Signalons aussi l’ouverture prochaine à New York d’autres salles Art et Essai : le réseau Alamo Drafthouse (basé à Austin) inaugurera un nouveau complexe à Downtown Brooklyn cette année. D’autre part, le Quad, premier complexe new-yorkais de quatre salles fondé en 1972 à Greenwich Village, a été racheté en 2014 par Charles S. Cohen, président et PDG de Cohen Brothers Realty Corporation (dont fait partie la société de distribution et d’édition vidéo Cohen Media Group). Le nouveau propriétaire procède à une rénovation complète et une modernisation technique depuis 2015, avec un équipement de pointe, en numérique et en argentique. Conservant sa configuration historique de quatre salles, Cohen a annoncé qu’il dédierait un écran au cinéma classique et aux films de répertoire issus de la Cohen Film Collection et d’autres distributeurs. Deux écrans seront consacrés aux cinématographies étrangères et indépendantes, et le quatrième écran sera utilisé pour le programme Quadflix, qui diffuse des films sans distributeur. Le cinéma rouvrira courant 2016.

 

ALAMO DRAFTHOUSE CINEMA (DALLAS, TEXAS)

À la mi-février 2016, Dallas a inauguré son premier cinéma depuis 16 ans, à l’occasion de l’ouverture du second établissement du réseau Alamo Drafthouse au Nord du Texas, après Richardson en 2013. Le complexe de sept écrans (700 fauteuils), agrémenté d’un rooftop et d’une terrasse, est équipé de projecteurs numérique, 3D et 35mm. Doté d’une programmation mélangeant cinéma grand public, alternatif et plus spécialisé, le nouveau lieu promet une offre plus dense pour les cinéphiles de la région. Débutant avec une programmation similaire à Richardson, le directeur de la salle Bill DiGaetano a annoncé un travail de différenciation au fil des mois, avec de nouveaux cycles propres à Dallas. Il évoque également la création d’un mini-South by Southwest, puisque le cinéma est situé près de nombreux établissements musicaux tels que Southside Music Hall, Gilley’s et Poor David’s Pub.

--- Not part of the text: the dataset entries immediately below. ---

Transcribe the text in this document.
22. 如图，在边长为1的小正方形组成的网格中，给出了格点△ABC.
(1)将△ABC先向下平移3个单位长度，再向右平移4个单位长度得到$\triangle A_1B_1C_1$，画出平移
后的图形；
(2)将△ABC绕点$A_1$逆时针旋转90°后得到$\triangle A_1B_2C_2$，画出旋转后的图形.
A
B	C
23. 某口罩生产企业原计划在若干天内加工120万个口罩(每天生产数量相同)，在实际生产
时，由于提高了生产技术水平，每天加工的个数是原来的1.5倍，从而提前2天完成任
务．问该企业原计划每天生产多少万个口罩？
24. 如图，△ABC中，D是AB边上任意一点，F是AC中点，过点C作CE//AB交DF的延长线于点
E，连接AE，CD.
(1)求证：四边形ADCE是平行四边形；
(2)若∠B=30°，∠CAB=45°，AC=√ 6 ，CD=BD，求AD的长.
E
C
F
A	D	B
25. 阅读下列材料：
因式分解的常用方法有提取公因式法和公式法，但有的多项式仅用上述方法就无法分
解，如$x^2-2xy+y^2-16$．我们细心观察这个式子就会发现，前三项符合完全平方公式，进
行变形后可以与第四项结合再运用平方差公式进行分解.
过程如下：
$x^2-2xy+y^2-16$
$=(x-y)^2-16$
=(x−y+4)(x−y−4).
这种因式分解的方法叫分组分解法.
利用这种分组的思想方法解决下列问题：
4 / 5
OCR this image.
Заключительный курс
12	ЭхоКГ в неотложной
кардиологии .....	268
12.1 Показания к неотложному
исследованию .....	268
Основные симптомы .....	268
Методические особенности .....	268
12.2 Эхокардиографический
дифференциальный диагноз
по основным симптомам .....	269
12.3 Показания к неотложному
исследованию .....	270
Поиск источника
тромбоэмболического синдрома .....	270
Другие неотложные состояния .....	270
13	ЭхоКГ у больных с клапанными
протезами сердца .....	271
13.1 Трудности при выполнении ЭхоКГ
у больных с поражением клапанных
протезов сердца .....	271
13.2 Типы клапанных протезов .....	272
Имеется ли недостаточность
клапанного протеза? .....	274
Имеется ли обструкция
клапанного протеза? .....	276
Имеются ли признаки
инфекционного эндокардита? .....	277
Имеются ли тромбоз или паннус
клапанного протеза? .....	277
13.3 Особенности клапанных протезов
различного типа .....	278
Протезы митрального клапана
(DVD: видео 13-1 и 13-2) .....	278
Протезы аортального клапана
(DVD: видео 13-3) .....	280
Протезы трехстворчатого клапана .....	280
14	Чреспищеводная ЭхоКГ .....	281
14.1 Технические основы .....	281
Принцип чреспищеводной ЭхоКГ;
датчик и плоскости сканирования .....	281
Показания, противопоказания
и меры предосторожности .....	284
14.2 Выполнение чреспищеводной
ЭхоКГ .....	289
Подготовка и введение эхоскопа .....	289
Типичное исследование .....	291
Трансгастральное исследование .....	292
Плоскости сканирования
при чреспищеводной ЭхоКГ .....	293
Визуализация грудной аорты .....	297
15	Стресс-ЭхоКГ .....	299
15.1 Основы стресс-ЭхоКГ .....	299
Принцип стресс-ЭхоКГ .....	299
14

La proximité avec le Kay Bailey Hutchinson Convention Center et le Arts District pourront aussi conduire à des échanges de visibilité et au partage d’événements. La direction prévoit déjà l’ouverture d’une huitième salle, en fonction des performances à venir. Notons qu’Alamo Drafthouse ne sera pas le seul cinéma de Downtown Dallas pour longtemps : le réseau Cinépolis, basé à Mexico City, ouvrira une salle dans le quartier de Victory Park en 2017.

Alamo drafthouse (dallas)

 

MICHIGAN THEATER (ANN ARBOR, MICHIGAN)

L’emblématique Michigan Theater est un exemple d’établissement qui prospère grâce à l’engagement et au soutien de la communauté locale. Fondé en 1928, le cinéma a connu une période faste jusqu’au milieu des années 1970. Face à l’avènement de la télévision, de nombreux mono-écrans dans le pays ont dû fermer ou diviser leur salle pour proposer plusieurs écrans et rester viable économiquement. Le Michigan, ayant décidé de ne pas découper sa salle historique, a fini par sombrer dans le milieu des années 1970. Au fil des années pourtant, l’exploitant rénove la salle et la façade, dans l’idée de conserver l’esthétique d’un grand palace cinématographique, repeint, marbré. Après la fin d’un premier bail de 50 ans, le bâtiment est promis à la destruction. En 1979 est fondé la Michigan Theater Foundation (MTF), organisme à but non-lucratif qui s’engage à sauvegarder la salle tombant en désuétude. Plusieurs campagnes de levée de fonds sont menées entre 1985 et 2002 par la MTF pour procéder à une restauration spectaculaire de la salle et de l’accueil, avec l’ajout de 200 sièges – restauration qui sera distinguée par de nombreux prix et une couverture médiatique considérable. La MTF devient alors un acteur économique et culturel majeur d’Ann Arbor. En 2008, la Ville lui attribue la propriété du bâtiment, en reconnaissance du travail remarquable de rénovation et de management effectué par l’organisation. En 2010, la MTF reçoit une subvention d’un million de dollars de la part de la Kresge Foundation, récompensée parmi 141 candidatures à travers le pays. Aujourd’hui, le Michigan Theater accueille plus de 230 000 spectateurs par an et dispose d’un bassin de plus de 5 500 abonnés. Le cinéma est devenu un espace de rassemblement pour la communauté locale et un lieu d’accueil pour de multiples spectacles et performances (films muets avec accompagnement musical en live, événements théâtraux, musicaux, dansants…). La programmation inclut des films classiques et contemporains, indépendants, étrangers, des documentaires, films d’étudiants, films muets… La MTF est l’un des rares exploitants du territoire à pouvoir présenter des films dans une vaste gamme de supports argentiques et numériques : 16mm, 35mm, 70mm, celluloid 3D et formats digitaux en haute définition.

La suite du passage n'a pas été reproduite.